“Two years after the Trump administration’s first punishing acts towards China, the United States still faces a forever escalating trade war without clear strategies, goals, and endgames,” write Dingding Chen and Tiffany Chen.
The pair of analysts from the Guangzhou-based Intellisia Institute suggest American policy is, among other things, muddled. The title of their August 23 piece on The Diplomat site says it all: “One Year into the U.S.-China Trade War, Trump Is Still Far from Winning.”
What, for President Trump, is “winning”?
If the two Chens are correct, it is not possible to answer that question because the American leader has not defined what he wants, and many others agree. Take Henry Paulson, Treasury secretary under George W. Bush. “We have,” Paulson told the Wall Street Journal, “a China attitude, not a China policy.”
Yes, Trump has plenty of China attitude, but evident from all that attitude is a policy. Trump, one way or another, is out to change history’s course.
The course of history, in the view of many, is that China will rise to dominate this century. That’s not how the 45th president sees things, however. Trump, unlike his four immediate predecessors, does not seem to be particularly concerned about the welfare of China’s Communist Party. And unlike two—and maybe all three—of his three immediate predecessors, he is not trying to manage American decline.
Trump asserts U.S. power, and to borrow his new slogan, his goal is to “Keep America Great.”
Yes, that phrase is vague, but the policy decisions of the Trump administration evidence a goal of frustrating Chinese ambitions across the board.
Nowhere has the policy been as clear as in the trade area. On the first of this month, the latest batch of increased tariffs on China went into effect. The new tariffs, according to the New York Times, bring average American rate on Chinese goods to 21.2 percent. When Trump came into office, the rate stood at only 3.1 percent.
Trump, both before and after the inauguration, complained about the outsized American trade deficit with China. In 2016, the U.S. merchandise deficit with that country was $346.83 billion. The deficit stood at $167.0 billion in June, on track for $334.0 this year.
So, if the trade deficit is the correct measure—many economists correctly say it is not—America is not exactly winning.
Moreover, America also appears to be losing if theft of intellectual property is the yardstick. The tariffs that everyone loves to complain about—and the tariffs the official China Daily says will “backfire”—are imposed under the authority of Section 301 of the Trade Act of 1974 to remedy such taking. There is no evidence suggesting China’s criminality has been tapering off.

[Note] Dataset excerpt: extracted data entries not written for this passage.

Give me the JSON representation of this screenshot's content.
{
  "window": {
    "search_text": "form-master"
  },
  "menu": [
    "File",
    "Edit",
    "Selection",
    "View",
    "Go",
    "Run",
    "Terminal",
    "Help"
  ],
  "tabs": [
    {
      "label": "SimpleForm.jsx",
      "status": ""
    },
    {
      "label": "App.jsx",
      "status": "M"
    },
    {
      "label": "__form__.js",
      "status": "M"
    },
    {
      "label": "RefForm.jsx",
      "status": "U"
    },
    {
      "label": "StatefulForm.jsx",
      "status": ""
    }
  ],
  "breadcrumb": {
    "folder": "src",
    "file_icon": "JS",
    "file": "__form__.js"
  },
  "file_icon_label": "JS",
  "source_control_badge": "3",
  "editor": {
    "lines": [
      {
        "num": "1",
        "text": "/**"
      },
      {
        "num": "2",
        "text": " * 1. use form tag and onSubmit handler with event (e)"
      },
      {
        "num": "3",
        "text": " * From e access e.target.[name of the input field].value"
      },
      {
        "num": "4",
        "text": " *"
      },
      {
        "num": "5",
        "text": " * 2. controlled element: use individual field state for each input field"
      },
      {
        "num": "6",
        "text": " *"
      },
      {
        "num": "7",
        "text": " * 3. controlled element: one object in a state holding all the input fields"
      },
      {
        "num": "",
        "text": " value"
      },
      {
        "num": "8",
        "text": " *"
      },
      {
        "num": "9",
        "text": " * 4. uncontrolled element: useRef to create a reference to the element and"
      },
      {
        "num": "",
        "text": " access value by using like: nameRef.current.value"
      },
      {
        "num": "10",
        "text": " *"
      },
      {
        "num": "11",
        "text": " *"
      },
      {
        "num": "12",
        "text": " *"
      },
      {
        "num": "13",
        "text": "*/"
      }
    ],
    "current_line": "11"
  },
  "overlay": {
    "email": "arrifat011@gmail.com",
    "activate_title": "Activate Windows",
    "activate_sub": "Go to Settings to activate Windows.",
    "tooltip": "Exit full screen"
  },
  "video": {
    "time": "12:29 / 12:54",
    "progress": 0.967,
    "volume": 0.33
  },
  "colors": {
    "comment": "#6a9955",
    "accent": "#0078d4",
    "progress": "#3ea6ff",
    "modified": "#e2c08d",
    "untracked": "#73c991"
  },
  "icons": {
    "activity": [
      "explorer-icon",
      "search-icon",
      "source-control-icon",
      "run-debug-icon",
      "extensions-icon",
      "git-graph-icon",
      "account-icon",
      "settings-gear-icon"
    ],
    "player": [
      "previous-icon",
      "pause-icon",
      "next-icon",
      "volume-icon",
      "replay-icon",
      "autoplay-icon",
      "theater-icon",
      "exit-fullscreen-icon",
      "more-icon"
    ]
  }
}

Yet Trump’s broader goal is on the road to fulfillment. To borrow one of Beijing’s favorite words, there is a “decoupling” of the world’s first- and second-largest economies. In a four-part tweet of August 23 loaded with “attitude,” the president “ordered” American companies “to immediately start looking for an alternative to China.”
Although he walked back the comment shortly later, Trump returned to the theme September 1 when he tweeted that importers should find factories outside China so that Americans will not have to be “servants to the Chinese.” Clearly, disengagement is his desired state.
Trump, therefore, is a revolutionary. “We’ve never seen anyone do what President Trump has done,” Chad Bown of the Peterson Institute for International Economics told the New York Times. Bown’s right. As the paper noted with a whiff of disapproval on the first of this month, “Each tariff increase has also taken the United States in the opposite direction from were trade policy has been pointing for decades.”
For some, moving in the opposite direction is absolutely the right thing to do. The tolerant—and often feeble—policies of this and the preceding decade have only led to China’s stealing more IP and engaging in even more brazen violations of trade obligations.
Trump’s revolution has yet to succeed. It is hard to believe Chinese ruler Xi Jinping, who has made his admiration of Mao public, would ever accept fundamental economic reforms or even stop stealing. In these circumstances, therefore, decoupling makes sense.
Xi is the one who started decoupling with policies pushing foreign companies out of China, and now Trump is pulling them out with tariffs. Beijing and Washington, in what increasingly looks like a death match, are restructuring global trade.
Companies are moving factories out of China to avoid the “trade war”—each month brings additional prominent names fleeing Chinese soil—and at least at the moment, it is hard to see these businesses returning. “We’ve created high hurdles to get back to the way things were, and that means we’re probably not going to,” Scott Kennedy of Center for Strategic and International Studies told the Times. “I think the relationship now is essentially in free fall.”
The free fall worries many and angers policy elites, but an irreversible weakening of a predatory communist state looks like a good thing to everyone else. After all, why should the world help fund a Chinese system that is not compatible with the notions that underpin global commerce?
Market participants never like disruptive policies, but a reordering of global trade is now occurring and that will change history. That, for Donald John Trump, is what winning looks like.